# Making sense of an actual equation obtained after Box-Cox transformation

I have recently performed and analysed an experiment and I am currently stuck on making sense of the outcome. Any help would be much appreciated.

The experiment consists of a simple DC voltage source in series with two resistors and a small incandescent lightbulb. The idea was to simply vary the voltage and the resistor values, and to measure the illuminance of the lightbulb. So, three inputs and one output. The measuring of the illuminance was done with a luxmeter, which was kept at the same distance throughout the experiment. A certain statistical design (Two Level Full Factorial design) was kept in mind for the experiment. This allowed for an ANOVA to be done. In this case you would expect all inputs to be significant, such a conclusion was indeed drawn during the analysis. The design required a Box-Cox transformation to be done, and the transformation exponent was found to be optimal at roughly $$0.25$$. This is where my problem arises.

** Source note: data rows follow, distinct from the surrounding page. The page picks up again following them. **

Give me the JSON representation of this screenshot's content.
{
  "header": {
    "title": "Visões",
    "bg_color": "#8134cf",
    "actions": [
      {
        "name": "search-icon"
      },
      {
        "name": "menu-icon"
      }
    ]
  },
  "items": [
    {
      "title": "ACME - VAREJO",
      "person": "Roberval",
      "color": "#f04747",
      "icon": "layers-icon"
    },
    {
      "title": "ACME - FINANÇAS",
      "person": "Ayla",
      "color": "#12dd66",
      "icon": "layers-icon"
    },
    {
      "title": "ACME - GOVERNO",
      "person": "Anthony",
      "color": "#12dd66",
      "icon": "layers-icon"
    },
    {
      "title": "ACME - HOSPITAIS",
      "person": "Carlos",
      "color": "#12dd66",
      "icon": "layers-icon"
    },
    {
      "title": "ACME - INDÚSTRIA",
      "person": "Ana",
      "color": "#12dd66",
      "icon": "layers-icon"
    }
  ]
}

It makes virtually no sense physics wise that the illuminance of the lightbulb is proportional to voltage to the fourth or resistance to the fourth, yet this appears to be exactly the case. I can't for the life of me think of an explanation. Does this simply mean my experiment was improperly designed? I am still very new to the idea of using statistics in this manner, so I hope you'll go easy on me for not 100% knowing what I am doing.

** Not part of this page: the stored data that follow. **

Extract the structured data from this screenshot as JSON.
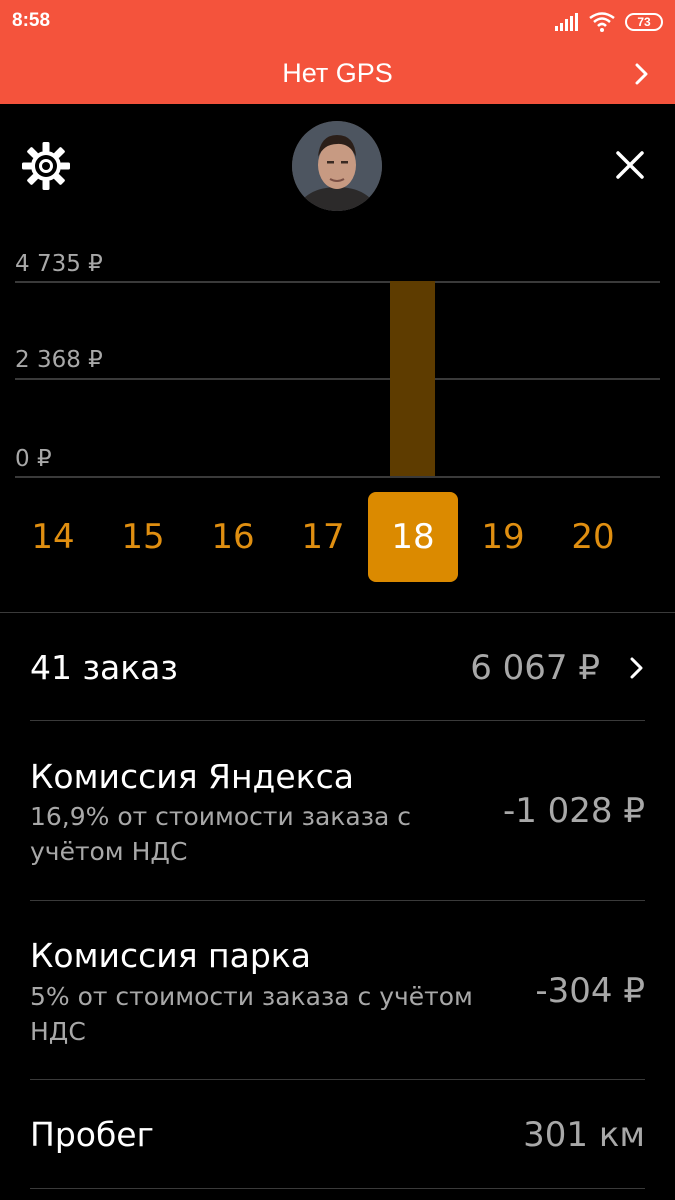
{
  "status_bar": {
    "time": "8:58",
    "battery": "73",
    "icons": [
      "signal-icon",
      "wifi-icon",
      "battery-icon"
    ]
  },
  "gps_banner": {
    "title": "Нет GPS"
  },
  "header": {
    "settings_icon": "gear-icon",
    "close_icon": "close-icon",
    "avatar": "driver-avatar"
  },
  "chart": {
    "y_labels": [
      "4 735 ₽",
      "2 368 ₽",
      "0 ₽"
    ]
  },
  "chart_data": {
    "type": "bar",
    "categories": [
      "14",
      "15",
      "16",
      "17",
      "18",
      "19",
      "20"
    ],
    "values": [
      0,
      0,
      0,
      0,
      4735,
      0,
      0
    ],
    "ylim": [
      0,
      4735
    ],
    "ytick_labels": [
      "0 ₽",
      "2 368 ₽",
      "4 735 ₽"
    ],
    "grid": true,
    "bar_color": "#5e3c00",
    "selected_category": "18"
  },
  "dates": {
    "items": [
      "14",
      "15",
      "16",
      "17",
      "18",
      "19",
      "20"
    ],
    "selected": "18"
  },
  "summary": {
    "orders": {
      "label": "41 заказ",
      "value": "6 067 ₽"
    },
    "yandex_commission": {
      "title": "Комиссия Яндекса",
      "subtitle": "16,9% от стоимости заказа с учётом НДС",
      "value": "-1 028 ₽"
    },
    "park_commission": {
      "title": "Комиссия парка",
      "subtitle": "5% от стоимости заказа с учётом НДС",
      "value": "-304 ₽"
    },
    "mileage": {
      "label": "Пробег",
      "value": "301 км"
    }
  },
  "colors": {
    "banner": "#f4533c",
    "accent": "#e08f11",
    "selected_bg": "#db8a00",
    "bar": "#5e3c00",
    "background": "#000000"
  }
}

Thanks for at least reading. I'm looking forward to any responses.

EDIT 1:

I would expect the illuminance to be proportional to the voltage squared and the resistance to the oneth. But I don't think it is possible for the transformation exponents to be different for each term in the actual equation on Design-Expert 12 (or Minitab 19). I think the only possible transformation in those software packages is one which is the same for all terms..

The reason I speak of an optimal transformation exponent is because otherwise the residuals does not follow a normal distribution, as can be seen in the figure below. Left graph is before the transformation, right graph is after.

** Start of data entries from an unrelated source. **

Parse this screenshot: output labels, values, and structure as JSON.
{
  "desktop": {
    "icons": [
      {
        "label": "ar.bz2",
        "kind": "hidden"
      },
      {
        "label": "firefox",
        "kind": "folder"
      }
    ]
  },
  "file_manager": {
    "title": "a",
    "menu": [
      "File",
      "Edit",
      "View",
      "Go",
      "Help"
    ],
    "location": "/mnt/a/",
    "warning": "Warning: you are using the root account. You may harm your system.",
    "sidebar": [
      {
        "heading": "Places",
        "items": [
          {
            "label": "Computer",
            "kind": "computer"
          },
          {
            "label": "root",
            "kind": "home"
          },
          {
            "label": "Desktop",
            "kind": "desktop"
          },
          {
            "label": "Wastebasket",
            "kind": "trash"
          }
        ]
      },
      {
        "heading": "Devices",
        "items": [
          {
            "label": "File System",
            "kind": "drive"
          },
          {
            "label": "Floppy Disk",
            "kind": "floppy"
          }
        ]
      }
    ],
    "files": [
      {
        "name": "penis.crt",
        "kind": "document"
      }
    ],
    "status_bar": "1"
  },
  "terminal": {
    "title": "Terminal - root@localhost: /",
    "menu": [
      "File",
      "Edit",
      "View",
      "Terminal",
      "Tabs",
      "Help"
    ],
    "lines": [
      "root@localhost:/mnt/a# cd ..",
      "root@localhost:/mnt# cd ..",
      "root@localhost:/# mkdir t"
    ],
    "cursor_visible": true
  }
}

The optimal value was obtained not manually but through the software Design-Expert 12. I have added the corresponding graph for the sake of giving complete information.

• You say $0.25$ was "optimal," but the important question is what values are consistent with the data? Would $0$ work? What about $0.5$? Or even $1$? Do any of these have physical interpretations? For a worked example of Box-Cox transformations in a physics experiment see stats.stackexchange.com/a/35717/919 and for a discussion of how to select a reasonable parameter when the software suggests a strange looking one (in the context of the same experiment) see stats.stackexchange.com/a/60455/919.
– whuber
Feb 11, 2021 at 21:58
• I don't understand the edits, because I can't square them with the experiment you describe. The simplest statistical model even worth considering would be of the form $$E[I^\xi]=\beta_0 + \beta_1(R_1)^{\lambda} + \beta_2(R_2)^{\lambda} + \beta_3 (V)^\mu$$ (which forces the Box-Cox parameters of the resistances to be the same) but that is more flexible than the limited models you describe.
– whuber
Feb 11, 2021 at 22:52
• This sounds like purely a software issue of squaring the voltage values before analysis. Am I missing something?
– whuber
Feb 12, 2021 at 14:07
• I am lost at "square the voltages ... outcome does not change," because if that's the case then the data must be unusually degenerate! The problem is that you haven't at any point clearly indicated what your model is. I think that level of rigor will be essential for communicating your question and using mathematical expressions is a must.
– whuber
Feb 12, 2021 at 14:57

Consider that you haven't reported any confidence interval for your estimate of the $$\lambda$$ constant. Similarly, you did not anticipate a priori an adequate sample size to determine an appropriately precise estimate of the Box-Cox constant, rather you expected the prespecified model to be within "oneth" of your estimates. I see perhaps N=50 observations in the QQ-plot.